Long-time Atlanta City Councilwoman Cleta Winslow once again is under fire for possibly misusing taxpayer dollars. It would be Winslow’s third violation of city spending rules since 2010.
This time, according to the Atlanta Journal-Constitution, Winslow used city funds to pay a political ally $65,000 over five years for lawn-mowing services in her district, including a property across the street from her home. City ethics rules require any spending over $20,000 be put out to competitive bid.
In addition, Winslow allegedly paid homeless men below minimum wage to pick up trash in her neighborhood as they wore her campaign t-shirts.
The city’s ethics chief, Nina Hickson, has opened an investigation which she expects to take several months.
“These are separate issues and depending upon our findings they could constitute separate violations of the ethics code,” said Hickson.
Winslow did not return WABE’s requests for comment.
In 2010, the city’s ethics office fined Winslow $1,500 for using taxpayer funds on her re-election campaign. Last year, in addition to being arrested for DUI, Winslow was fined $2,000 for again using city funds on a campaign event.
If the latest allegations are true, the city’s ethics office can fine Winslow but lacks the authority to suspend or remove her from office.

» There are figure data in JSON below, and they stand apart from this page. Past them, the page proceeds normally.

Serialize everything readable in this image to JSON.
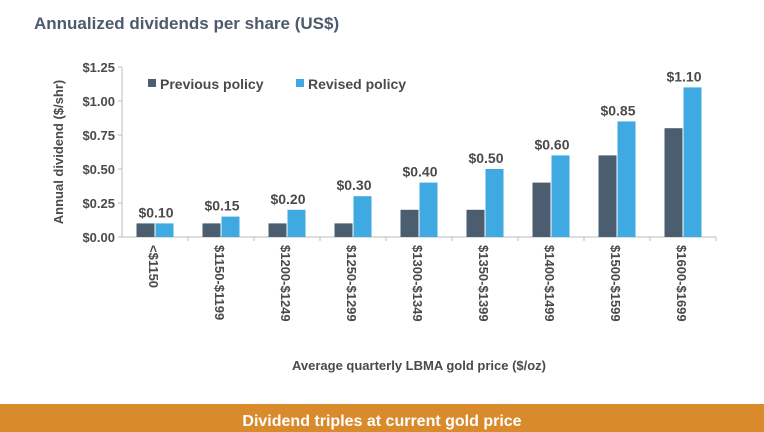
{
  "title": "Annualized dividends per share (US$)",
  "banner_text": "Dividend triples at current gold price",
  "colors": {
    "previous": "#4a5e70",
    "revised": "#3fa9e1",
    "banner": "#d98a2b"
  },
  "chart_data": {
    "type": "bar",
    "title": "Annualized dividends per share (US$)",
    "xlabel": "Average quarterly LBMA gold price ($/oz)",
    "ylabel": "Annual dividend ($/shr)",
    "ylim": [
      0,
      1.25
    ],
    "y_ticks": [
      "$0.00",
      "$0.25",
      "$0.50",
      "$0.75",
      "$1.00",
      "$1.25"
    ],
    "y_tick_values": [
      0,
      0.25,
      0.5,
      0.75,
      1.0,
      1.25
    ],
    "categories": [
      "<$1150",
      "$1150-$1199",
      "$1200-$1249",
      "$1250-$1299",
      "$1300-$1349",
      "$1350-$1399",
      "$1400-$1499",
      "$1500-$1599",
      "$1600-$1699"
    ],
    "series": [
      {
        "name": "Previous policy",
        "values": [
          0.1,
          0.1,
          0.1,
          0.1,
          0.2,
          0.2,
          0.4,
          0.6,
          0.8
        ]
      },
      {
        "name": "Revised policy",
        "values": [
          0.1,
          0.15,
          0.2,
          0.3,
          0.4,
          0.5,
          0.6,
          0.85,
          1.1
        ]
      }
    ],
    "data_labels": [
      "$0.10",
      "$0.15",
      "$0.20",
      "$0.30",
      "$0.40",
      "$0.50",
      "$0.60",
      "$0.85",
      "$1.10"
    ],
    "legend_position": "top-left",
    "grid": false
  }
}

Hickson, however, does say past violations would be taken into account.
“It’s ultimately the [ethics] board’s decision,” said Hickson. “I can make a recommendation but it would probably be a harsher set of penalties than that which has been imposed before.”
She says the latest allegations highlight a broader concern about a lack of oversight of Council spending.
“Lack of internal controls is an issue to the extent that there aren’t controls that flag potential problems,” said Hickson. “I think it is something that would concern the general public as well as the taxpaying public and probably anybody.”
The city’s auditor issued a report in 2009 on the issue and recommended a list of fixes, including greater oversight of Council members. Many of the recommendations, however, have not been implemented.
WABE reached out to several Council members including Council President Caesar Mitchell. None returned WABE’s requests for comment.